Tuesday, March 23, 2010

What Does It Mean to be an Erotic Hostess?

Sometimes I wonder if I should change the title of this blog; while it is compelling and truthful, it is also deceiving. It could make people think they will read a lot about sex. While I have great sex several times a week with my partner, and have lovely sensual and BDSM experiences with friends, sex really has little to do with my position as a hostess for erotic events. Of course our parties -- the primary service we offer -- are very much about sexual expression. But what we do as Hostesses is far more about creating the space and facilitating the community relationship in which to have free sexual expression than it is about sex itself.

Creating a space requires all of the logistical work: negotiating rentals, ticket management, marketing, purchasing equipment and decorations, renting a truck and moving all the stuff from storage, purchasing and preparing food, and setting up and decorating the space. It also requires managing the various crews, the all staff meeting and trainings. But that is really the easy and least time-consuming part.

Most of this work is about facilitating the community relationship. Whether it is nurturing relationships with community members or managing our leadership staff or responding to community issues both online and offline, most of my time is spent facilitating community in some way. The three of us have as many conversations about how to address various relationships as we do about the logistics of party planning.

We had no idea this is what our jobs or our lives would turn into. We went into this with some romantic notions about throwing sexy parties. Due to my involvement in the previous incarnation of local sex parties, I knew that we were working with some big energies and that people's lives can change when they experience the freedom and safety of a well-produced event. But I didn't know that every choice we make in relationship to other people would be so important to the success of our mission or how much personal evolution we would go through in the process of learning to make the right choices. I didn't know how we would be held accountable for every choice, whether through positive validation or through complaint.

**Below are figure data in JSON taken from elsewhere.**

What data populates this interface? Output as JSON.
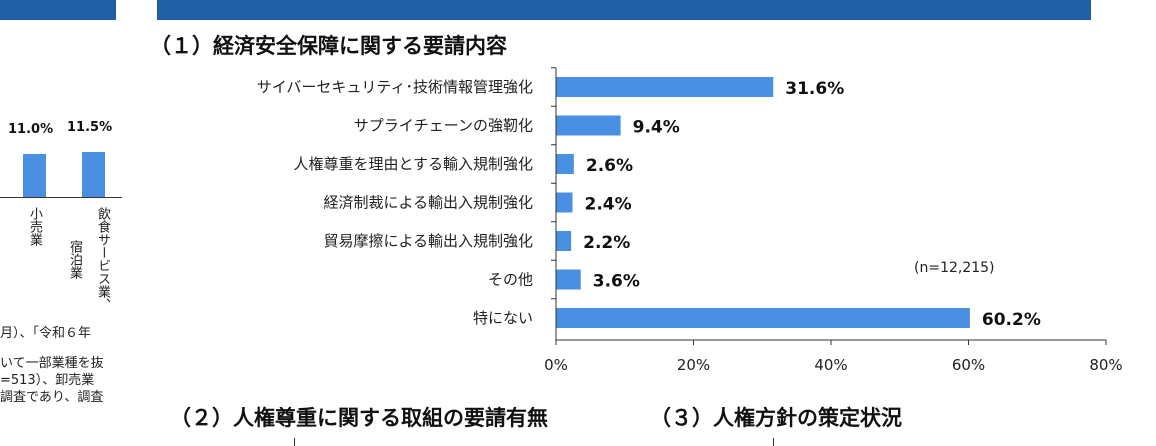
{
  "headings": {
    "section1": "（１）経済安全保障に関する要請内容",
    "section2": "（２）人権尊重に関する取組の要請有無",
    "section3": "（３）人権方針の策定状況"
  },
  "left_panel": {
    "values": [
      "11.0%",
      "11.5%"
    ],
    "category_retail": "小売業",
    "category_lodging": "宿泊業",
    "category_food": "飲食サービス業、",
    "notes": [
      "月）、「令和６年",
      "いて一部業種を抜",
      "=513）、卸売業",
      "調査であり、調査"
    ]
  },
  "colors": {
    "banner": "#1f5fa6",
    "bar": "#4a90e2"
  },
  "chart_data": {
    "type": "bar",
    "orientation": "horizontal",
    "categories": [
      "サイバーセキュリティ･技術情報管理強化",
      "サプライチェーンの強靭化",
      "人権尊重を理由とする輸入規制強化",
      "経済制裁による輸出入規制強化",
      "貿易摩擦による輸出入規制強化",
      "その他",
      "特にない"
    ],
    "values": [
      31.6,
      9.4,
      2.6,
      2.4,
      2.2,
      3.6,
      60.2
    ],
    "value_labels": [
      "31.6%",
      "9.4%",
      "2.6%",
      "2.4%",
      "2.2%",
      "3.6%",
      "60.2%"
    ],
    "xlim": [
      0,
      80
    ],
    "ticks": [
      0,
      20,
      40,
      60,
      80
    ],
    "tick_labels": [
      "0%",
      "20%",
      "40%",
      "60%",
      "80%"
    ],
    "annotation": "(n=12,215)",
    "grid": false
  }
}
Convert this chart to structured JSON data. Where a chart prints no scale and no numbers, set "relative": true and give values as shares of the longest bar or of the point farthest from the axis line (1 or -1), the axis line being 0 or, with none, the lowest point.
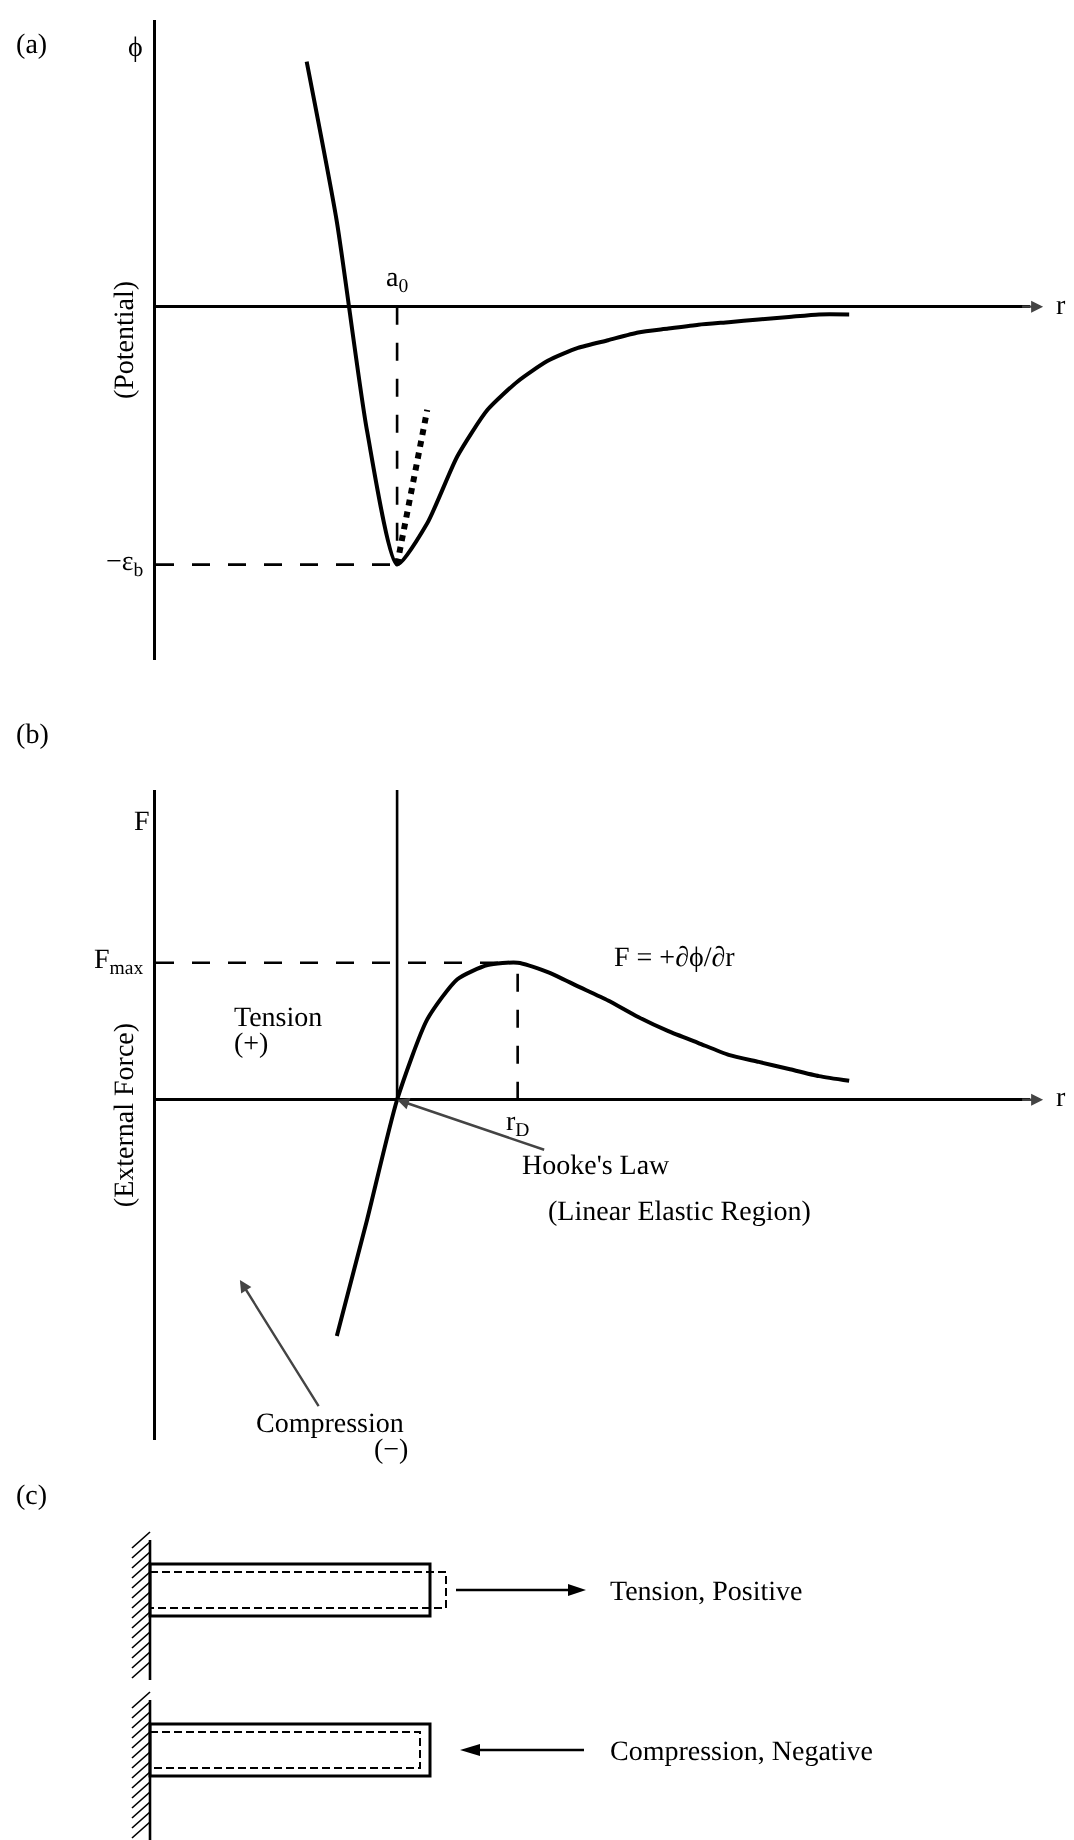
{
  "chart_data": [
    {
      "type": "line",
      "title": "(a)",
      "ylabel": "(Potential)",
      "relative": true,
      "categories": [
        null,
        null,
        null,
        null,
        null,
        null,
        null,
        null,
        null,
        null,
        null,
        null,
        null,
        null,
        null,
        null,
        null,
        null,
        null,
        null,
        null,
        null,
        null,
        null,
        null,
        null,
        null,
        null,
        null,
        null
      ],
      "series": [
        {
          "color": "#000000",
          "line_style": "solid",
          "values": [
            null,
            null,
            null,
            null,
            null,
            0.95,
            0.33,
            -0.48,
            -1,
            -0.84,
            -0.58,
            -0.4,
            -0.29,
            -0.21,
            -0.16,
            -0.13,
            -0.1,
            -0.085,
            -0.07,
            -0.06,
            -0.05,
            -0.04,
            -0.03,
            -0.03,
            null,
            null,
            null,
            null,
            null,
            null
          ]
        },
        {
          "color": "#000000",
          "line_style": "dotted",
          "values": [
            null,
            null,
            null,
            null,
            null,
            null,
            null,
            null,
            -1,
            -0.4,
            null,
            null,
            null,
            null,
            null,
            null,
            null,
            null,
            null,
            null,
            null,
            null,
            null,
            null,
            null,
            null,
            null,
            null,
            null,
            null
          ]
        }
      ],
      "ref_lines": [
        {
          "axis": "y",
          "value": -1,
          "label": "−ε$_{b}$",
          "line_style": "dashed"
        }
      ],
      "annotations": [
        "ϕ",
        "r",
        "a$_{0}$"
      ]
    },
    {
      "type": "line",
      "title": "(b)",
      "ylabel": "(External Force)",
      "relative": true,
      "categories": [
        null,
        null,
        null,
        null,
        null,
        null,
        null,
        null,
        null,
        null,
        null,
        null,
        null,
        null,
        null,
        null,
        null,
        null,
        null,
        null,
        null,
        null,
        null,
        null,
        null,
        null,
        null,
        null,
        null,
        null
      ],
      "series": [
        {
          "color": "#000000",
          "line_style": "solid",
          "values": [
            null,
            null,
            null,
            null,
            null,
            null,
            -1,
            -0.51,
            0,
            0.34,
            0.51,
            0.57,
            0.58,
            0.54,
            0.48,
            0.42,
            0.35,
            0.29,
            0.24,
            0.19,
            0.16,
            0.13,
            0.1,
            0.08,
            null,
            null,
            null,
            null,
            null,
            null
          ]
        }
      ],
      "ref_lines": [
        {
          "axis": "y",
          "value": 0.58,
          "label": "F$_{max}$",
          "line_style": "dashed"
        }
      ],
      "annotations": [
        "F",
        "r",
        "F = +∂ϕ/∂r",
        "Tension",
        "(+)",
        "Hooke's Law",
        "(Linear Elastic Region)",
        "Compression",
        "(−)",
        "r$_{D}$"
      ]
    },
    {
      "type": "other",
      "title": "(c)",
      "annotations": [
        "Tension, Positive",
        "Compression, Negative"
      ]
    }
  ]
}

I didn't know that I would suddenly have to put everything I had learned by watching other leaders fail in managing people over the last 10 years into practice.

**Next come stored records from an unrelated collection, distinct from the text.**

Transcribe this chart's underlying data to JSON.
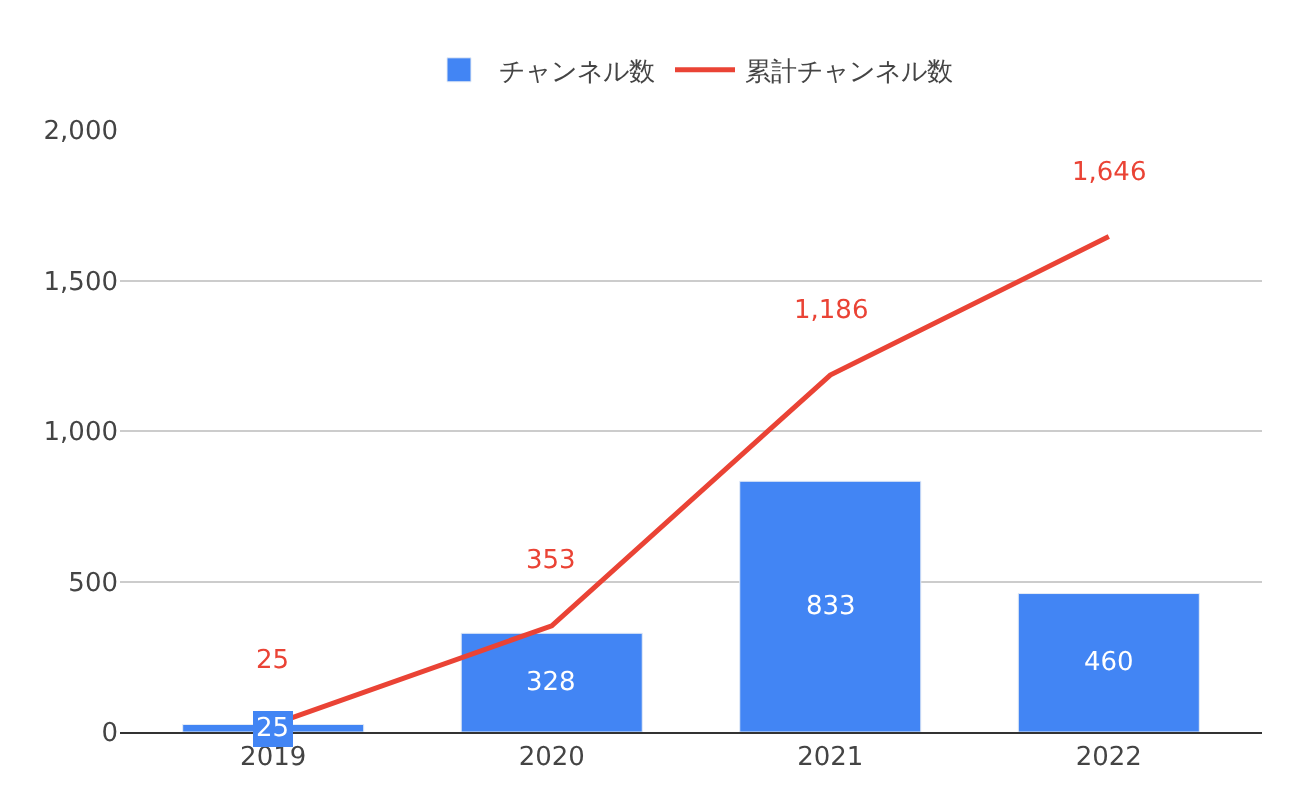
{
  "chart_data": {
    "type": "bar",
    "categories": [
      "2019",
      "2020",
      "2021",
      "2022"
    ],
    "series": [
      {
        "name": "チャンネル数",
        "color": "#4285f4",
        "values": [
          25,
          328,
          833,
          460
        ],
        "value_labels": [
          "25",
          "328",
          "833",
          "460"
        ]
      },
      {
        "name": "累計チャンネル数",
        "type": "line",
        "color": "#ea4335",
        "values": [
          25,
          353,
          1186,
          1646
        ],
        "value_labels": [
          "25",
          "353",
          "1,186",
          "1,646"
        ]
      }
    ],
    "ylim": [
      0,
      2000
    ],
    "yticks": [
      {
        "value": 0,
        "label": "0"
      },
      {
        "value": 500,
        "label": "500"
      },
      {
        "value": 1000,
        "label": "1,000"
      },
      {
        "value": 1500,
        "label": "1,500"
      },
      {
        "value": 2000,
        "label": "2,000"
      }
    ],
    "grid": "y",
    "legend": "top",
    "marker": "none",
    "line_style": "solid"
  }
}
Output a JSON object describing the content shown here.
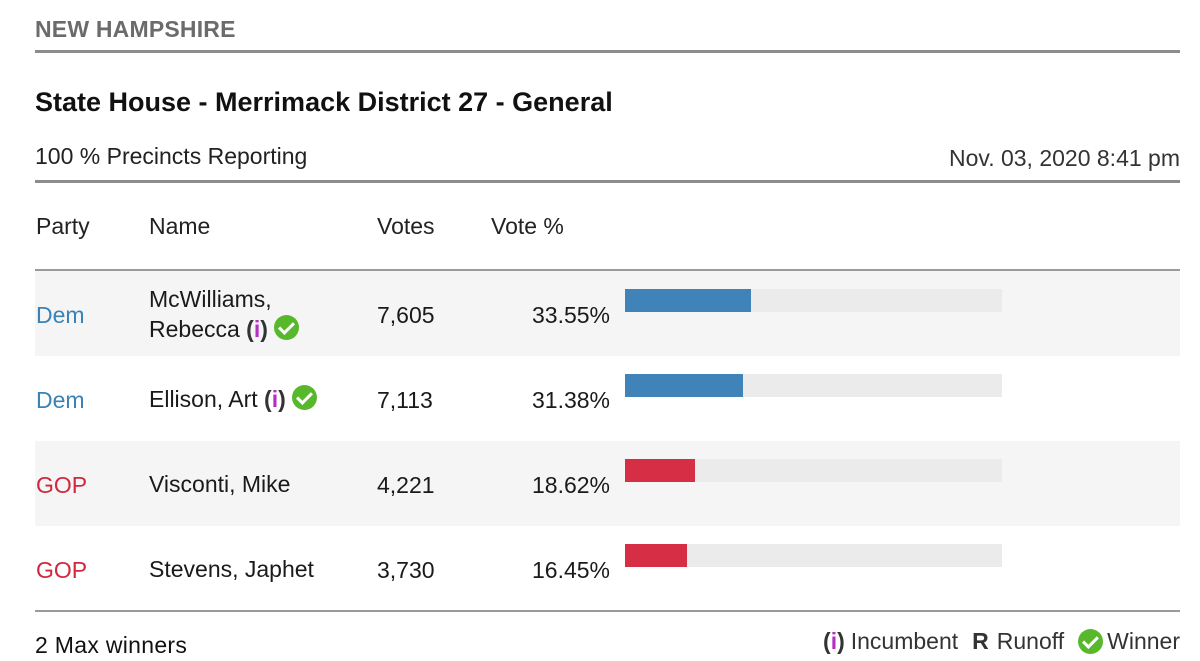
{
  "header": {
    "state": "NEW HAMPSHIRE",
    "race_title": "State House - Merrimack District 27 - General",
    "reporting": "100 % Precincts Reporting",
    "timestamp": "Nov. 03, 2020 8:41 pm"
  },
  "columns": {
    "party": "Party",
    "name": "Name",
    "votes": "Votes",
    "pct": "Vote %"
  },
  "rows": [
    {
      "party": "Dem",
      "name_line1": "McWilliams,",
      "name_line2": "Rebecca",
      "incumbent": true,
      "winner": true,
      "votes": "7,605",
      "pct": "33.55%",
      "share": 0.3355
    },
    {
      "party": "Dem",
      "name_line1": "Ellison, Art",
      "incumbent": true,
      "winner": true,
      "votes": "7,113",
      "pct": "31.38%",
      "share": 0.3138
    },
    {
      "party": "GOP",
      "name_line1": "Visconti, Mike",
      "incumbent": false,
      "winner": false,
      "votes": "4,221",
      "pct": "18.62%",
      "share": 0.1862
    },
    {
      "party": "GOP",
      "name_line1": "Stevens, Japhet",
      "incumbent": false,
      "winner": false,
      "votes": "3,730",
      "pct": "16.45%",
      "share": 0.1645
    }
  ],
  "footer": {
    "max_winners": "2 Max winners",
    "legend": {
      "incumbent_symbol_open": "(",
      "incumbent_symbol_i": "i",
      "incumbent_symbol_close": ")",
      "incumbent_label": "Incumbent",
      "runoff_symbol": "R",
      "runoff_label": "Runoff",
      "winner_label": "Winner"
    }
  },
  "colors": {
    "dem": "#3f83b8",
    "gop": "#d62f45",
    "incumbent_i": "#b72ec4",
    "winner_check": "#58b82c",
    "bar_track": "#ebebeb"
  },
  "icons": {
    "winner": "check-circle-icon"
  }
}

When we wrote our mission and vision statements, they were a lot of pretty words and theoretical concepts. We weren't really conscious yet of the personal and community work it would take to live up to them. As expressed in my previous post, creating safe emotional space for a truly inclusive sex-positive community requires a healthy standard for behavior and communication. It is a higher standard than I have ever been asked, or required, to live up to before.

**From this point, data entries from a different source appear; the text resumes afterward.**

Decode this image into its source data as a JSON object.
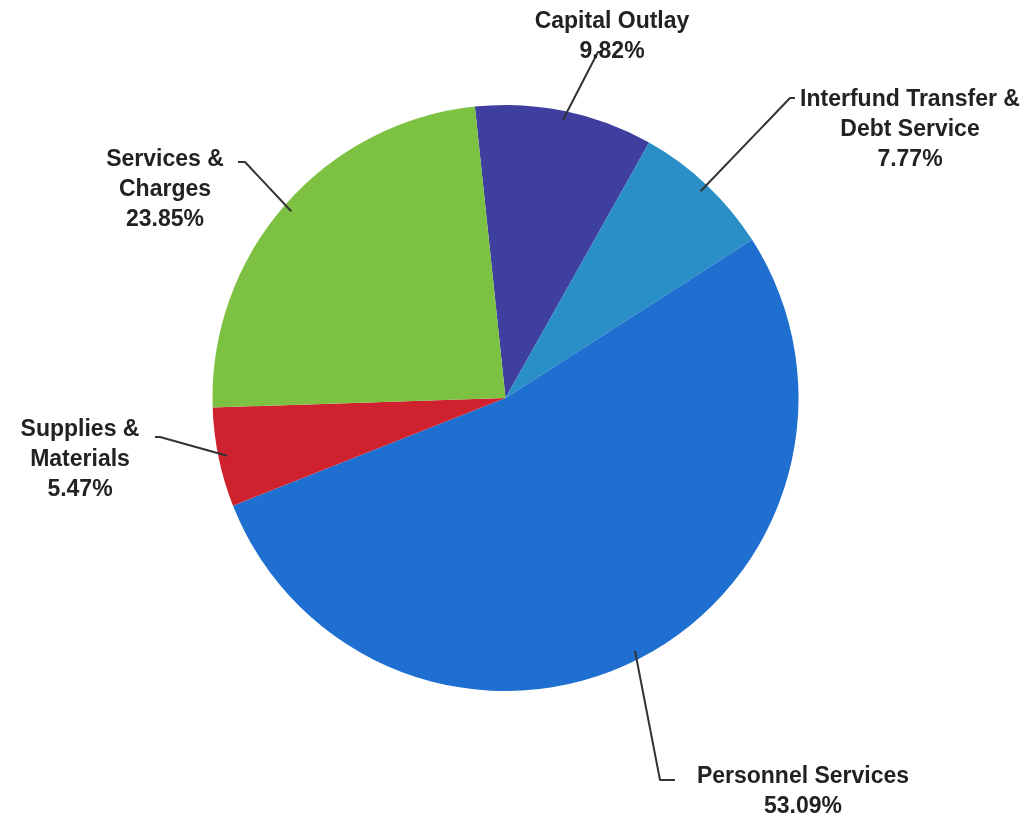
{
  "chart_data": {
    "type": "pie",
    "categories": [
      "Capital Outlay",
      "Interfund Transfer & Debt Service",
      "Personnel Services",
      "Supplies & Materials",
      "Services & Charges"
    ],
    "values": [
      9.82,
      7.77,
      53.09,
      5.47,
      23.85
    ],
    "value_labels": [
      "9.82%",
      "7.77%",
      "53.09%",
      "5.47%",
      "23.85%"
    ],
    "colors": [
      "#3f3f9f",
      "#2b8fc7",
      "#1f6fd0",
      "#d0222e",
      "#7dc143"
    ],
    "legend": false
  }
}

I realize that as emotionally draining as it can be at times, this is a significant aspect of my bliss. Relationship and communication are my favorite ways to spend my time and energy. Opportunities for deeper understanding and intimacy bring me great joy. Opportunities to make healing choices in the face of heartache enlighten me. Yet I don't always get it right. I am introverted by nature. I am not so good at knowing how to start conversations with new guests or nurturing new relationships with those that I don't have an immediate chemistry with. I have exhausted days and am not as present to people as I desire to be or they need me to be. Occasionally I get upset and sometimes I am more transparent than I should be about my thoughts and feelings. Navigating healthy and inclusive relationship takes hard work, but it's work that fulfills my heart like nothing else does.

1 comment:

Dave Berman said...

Keep following your bliss. It is doing us all a lot of good.